Minnesota driver’s licenses and identification cards will soon have a new look, featuring a canoeist on the Mississippi River and vertical cards for people younger than 21.
The state unveiled the new designs Monday and will begin issuing the IDs Aug. 6. The current blue and yellow cards, which debuted in 2004 and feature the state seal, lakeshore scenes and snowflakes, will remain valid. People are only required to get the new cards if their name or address changes or their card expires.
The newly designed cards feature security improvements, and representatives of law enforcement and the bar and restaurant industry said at an event unveiling the design that the changes will make their jobs easier.
Minnesota is one of the last states in the country not to have vertical IDs for residents under 21.
“Vertical format is something I’ve been wanting for quite a while,” said Tony Chesak, director of the Minnesota Licensed Beverage Association. “I think it’s going to be a good addition to our industry to have ... all the bar and restaurant staff that card people on a daily basis to be able to quickly identify an individual who is not of age.”
Currently there is a maroon border around someone’s photo if they are underage. Birth dates for all licenses are also maroon, which can be difficult to see in low lighting, Dakota County Sheriff’s Sgt. Dawanna Witt said. The black type on the new cards will be easier to see, she said.

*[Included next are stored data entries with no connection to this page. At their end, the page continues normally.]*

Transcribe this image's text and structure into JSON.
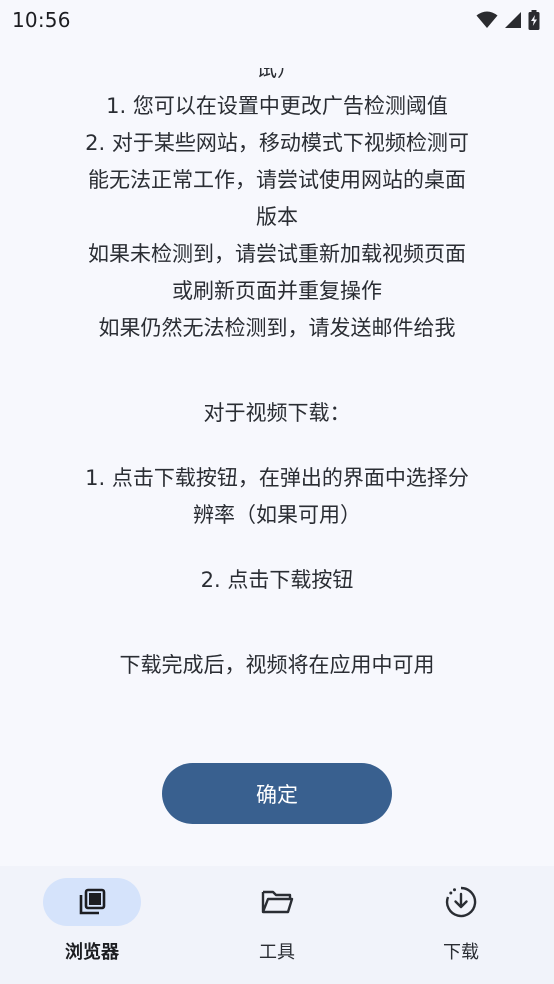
{
  "status_bar": {
    "time": "10:56"
  },
  "content": {
    "cut_line": "试）",
    "lines_a": [
      "1. 您可以在设置中更改广告检测阈值",
      "2. 对于某些网站，移动模式下视频检测可",
      "能无法正常工作，请尝试使用网站的桌面",
      "版本",
      "如果未检测到，请尝试重新加载视频页面",
      "或刷新页面并重复操作",
      "如果仍然无法检测到，请发送邮件给我"
    ],
    "download_heading": "对于视频下载：",
    "step1_lines": [
      "1. 点击下载按钮，在弹出的界面中选择分",
      "辨率（如果可用）"
    ],
    "step2": "2. 点击下载按钮",
    "completion": "下载完成后，视频将在应用中可用"
  },
  "ok_button": {
    "label": "确定"
  },
  "bottom_nav": {
    "items": [
      {
        "label": "浏览器",
        "icon": "tabs-icon",
        "active": true
      },
      {
        "label": "工具",
        "icon": "folder-icon",
        "active": false
      },
      {
        "label": "下载",
        "icon": "download-circle-icon",
        "active": false
      }
    ]
  },
  "colors": {
    "primary": "#39608f",
    "active_pill": "#d5e3fb",
    "background": "#f7f8fd"
  }
}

The new design will be less bendable than the cards issued today but will not be as stiff as the previous credit card-like IDs. The security features include a “ghost image” of the cardholder’s portrait in the bottom right hand corner and a picture of a walleye that can be seen by holding the ID up to a light.
The versions that come out in August will not comply with the Real ID Act that Congress passed more than a decade ago to improve security after Sept. 11. Minnesota has trailed many other states in complying with the law, and plans to start distributing Real IDs in October.

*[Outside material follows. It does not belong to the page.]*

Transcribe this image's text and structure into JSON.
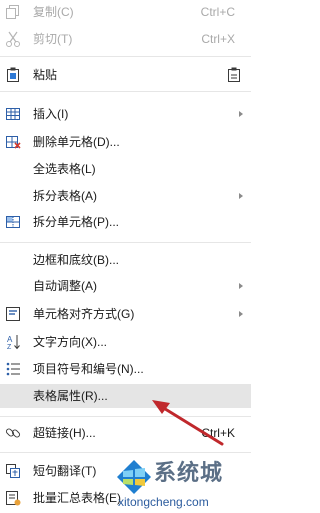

The state is transitioning to the new design ahead of the Real ID rollout, because there is a shortage of the material used to make the current IDs, said Dawn Olson, Driver and Vehicle Services director.
State officials encouraged people to take their time in applying for Real IDs.
Minnesotans will still be able to use their current licenses or the new design to board domestic flights and enter federal facilities through Oct. 1, 2020.
“People do not need to rush in and apply for a Real ID card once they become available,” Olson said, noting that they are trying to prevent long lines at license offices.
Public and private operators of licensing offices, who will help facilitate the Real ID change, have already dealt with long lines and other burdens as a result of the state’s troubled rollout of a new computer system for issuing vehicle titles and handling vehicle registration. Minnesota IT Services, the state agency that worked on the system overhaul, was not part of the new ID design, which was done by an outside company called Idemia, Olson said.
If someone applies for a Real ID-compliant driver’s license in advance of the expiration date for their current identification, they will have to pay an additional fee on top of the $25.25 charge that is standard for a new license. The small fee will range from $2 to $6, depending how far they are from the expiration date.
The Real IDs will look almost identical to the newly designed cards coming out in August, but will include the outline of a star in a yellow circle at the top right.